Подумал-поразмыслил командир взвода, велел всем собираться за передний край. Поодиночке, на свободную охоту. Белые маскхалаты выдал — так, на всякий случай, сказал. Не сумлевайся, лейтенант, будет снег, только глупый да ленивый просидит в эту пору на печке. Никак нельзя зевать!

Любит Номоконов свободный поиск. Сам за себя думай и действуй — полный простор. Обрадовался стрелок, товарищей вокруг себя собрал. Забайкальские охотники, сказал, загодя намечают охоту в день первого снега. Ещё летом молодняк посчитают, тропки запомнят, па-душки, зимовье поставят. Обыкновенный охотник встанет в день первого снега на лыжи и пошёл. Глядишь, и убьёт белку. А знающий кусочки от шкурки зимнего зайца приколотит к носкам лыж, потому и с соболем явится. Вроде бы маленькое дело, а большую пользу даёт. Откуда знать простому охотнику, что в день первого снега «лапки мочит» маленький зверь, все заново вынюхивает, проверяет— словом, низом ходит. С земли и глядит. Так заметили тунгусы, что шибко боится зверь кончиков чёрных лыж, режущих снег, больше самого человека. Людям, которых охота кормит, все приходится примечать. На каждую пору собирают они науку — хоть на весну, хоть на зиму, хоть на лето. На фронте — особое дело, однако Номоконов давно думал о зимней охоте, узнавал, когда в qthx местах большой снег падает. Давно и тропинку заприметил — обязательно пройдут по ней немцы. Маленькие воронки возле вражеской траншеи подсмотрел, а только к снегопаду их оставил. Откуда на выбор можно ударить? У каждого, поди, такие намётки есть? Словом, вся местность после снега переменится. Надо загодя выйти, поближе к немцам подобраться, удобные точки занять. Где фашистам сладить с народом, который на своей земле живёт? Наверняка в траншеях посидят, о тёплой шубе думать будут. Утром спохватятся, следы будут искать на свежем снеге и, когда не увидят их, уши развесят. Так подумают, что нашего брата дрова собирать заставили.

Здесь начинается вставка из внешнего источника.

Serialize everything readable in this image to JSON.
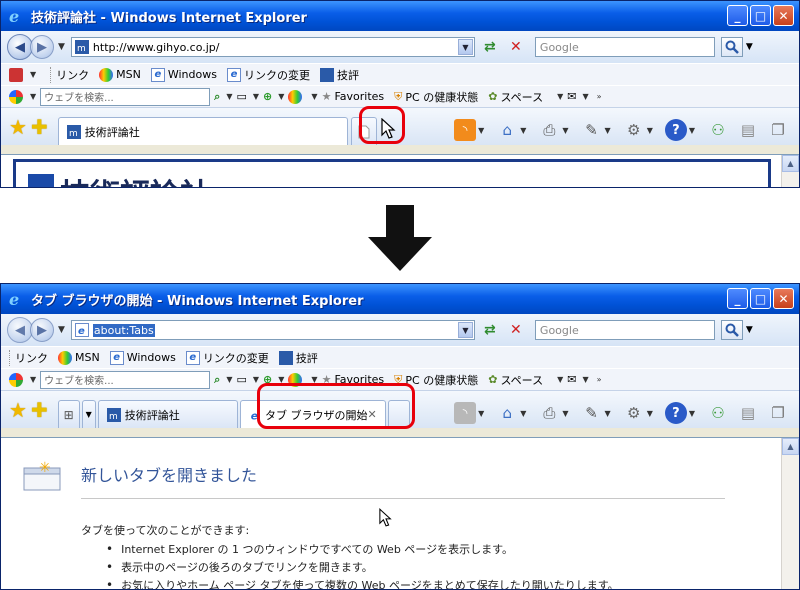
{
  "window1": {
    "title": "技術評論社 - Windows Internet Explorer",
    "address": "http://www.gihyo.co.jp/",
    "search_placeholder": "Google",
    "links": [
      "リンク",
      "MSN",
      "Windows",
      "リンクの変更",
      "技評"
    ],
    "toolbar2": {
      "search_placeholder": "ウェブを検索...",
      "favorites": "Favorites",
      "pc_health": "PC の健康状態",
      "space": "スペース"
    },
    "tab_label": "技術評論社",
    "page_heading_fragment": "技術評論社"
  },
  "window2": {
    "title": "タブ ブラウザの開始 - Windows Internet Explorer",
    "address": "about:Tabs",
    "search_placeholder": "Google",
    "links": [
      "リンク",
      "MSN",
      "Windows",
      "リンクの変更",
      "技評"
    ],
    "toolbar2": {
      "search_placeholder": "ウェブを検索...",
      "favorites": "Favorites",
      "pc_health": "PC の健康状態",
      "space": "スペース"
    },
    "tabs": [
      "技術評論社",
      "タブ ブラウザの開始"
    ],
    "content": {
      "title": "新しいタブを開きました",
      "intro": "タブを使って次のことができます:",
      "bullets": [
        "Internet Explorer の 1 つのウィンドウですべての Web ページを表示します。",
        "表示中のページの後ろのタブでリンクを開きます。",
        "お気に入りやホーム ページ タブを使って複数の Web ページをまとめて保存したり開いたりします。"
      ]
    }
  },
  "colors": {
    "titlebar": "#0052d6",
    "highlight": "#e8000b",
    "accent_blue": "#335599"
  }
}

И старший сержант Юшманов поддержал Номоконова. Понимает человек, что значит снег для охотника, приходилось и ему бродить по таёжным дебрям. До войны жил Юшманов в Ленинграде, учился в университете народов Севера, а вот и к нему заползло в сердце томительно-радостное чувство. Не забыл звериные тропинки. И у него заныли старые раны — с медведем когда-то схватился. Хорошо познакомился с ним Номоконов, по душам говорил.

Вначале о положении на фронтах спросил Юшманов. Знает ли лесной человек, как тяжело стране? Хорошо понимает это Номоконов, и воюет он за то, чтобы легче стало народам, попавшим под фашистский сапог. Всю Западную Европу придавили гитлеровские разбойники, а теперь к Москве рвутся. Украину захватили, хлеб и уголь воруют, советский народ угоняют в Германию. Слышал ли Номоконов про Ленинград? Ну как же… В беде оказался этот город, в окружении, в блокаде. Не хвали, старший сержант, этот город. Чего там сады и прямые улицы, чего там Нева — не сравнить, поди, эту речку с бурливой Леной, на скалистых берегах которой не раз приходилось бывать тунгусу Номоконову. Лена —это море, а Нева — синенькая жилка на карте. Дело не в местности. Для Номоконова Ленинград — особый город. Он самый огромный в мире и самый что ни на есть дорогой. Это город, где началась революция, город, где работал Ленин, тот самый город, который своим светлым лучом осветил самые дальние окраины и лесные трущобы. Тебя, старший сержант, ещё на свете не было, когда следопыт Данила Иванович Номоконов бумагу, подписанную Лениным, привёз на стойбище. В сибирской газете пропечатали её, в Читу за ней ездили, лучших по всей округе охотников за ней посылали. Писал Ленин из города на Неве, что самым отсталым народам волю даёт партия, равные права! Самый слабый человек голову мог поднять, слово сказывать… Свои кулаки были на стойбищах, старейшины да шаманы разные. Командовать привыкли, добычу бедняков присваивать да по пять-шесть жён иметь. Не понравилась кулакам ленинская бумага. А простой народ шибко обрадовался, по-новому стал жить. Давно знают таёжные люди о Ленине и Ленинграде. Неподалёку он теперь, рядом. Правильно, старший сержант. Ежели плохо воевать в этих местах, все силы бросят фашисты на город революции, все дома сожгут, всех людей заморят. Беда там настаёт, голод! Солдаты смелее сказывают промеж себя. Ничего нет у ленинградских людей — все запасы пожёг фашист. Ни хлеба, ни крупы, ни табаку. С того фронта есть люди, говорят, что совсем дикими стали немецкие солдаты. Уничтожить наш народ взялись под корень. Специально караулят — наводят. Это когда ленинградские матери да ребятишки соберутся возле лавок за своей порцией — туда снаряд садят, в гущу. Это как? Чего делать тогда? Словом, так, старший сержант: цена фашисту — одна пуля.

О колхозе расспросил Номоконова старший сержант Юшманов, о семье, а потом даже рассердился: «Кто только и назвал вас шаманом, Семён Данилович? Правильно разбираетесь в событиях, товарищ солдат, верно».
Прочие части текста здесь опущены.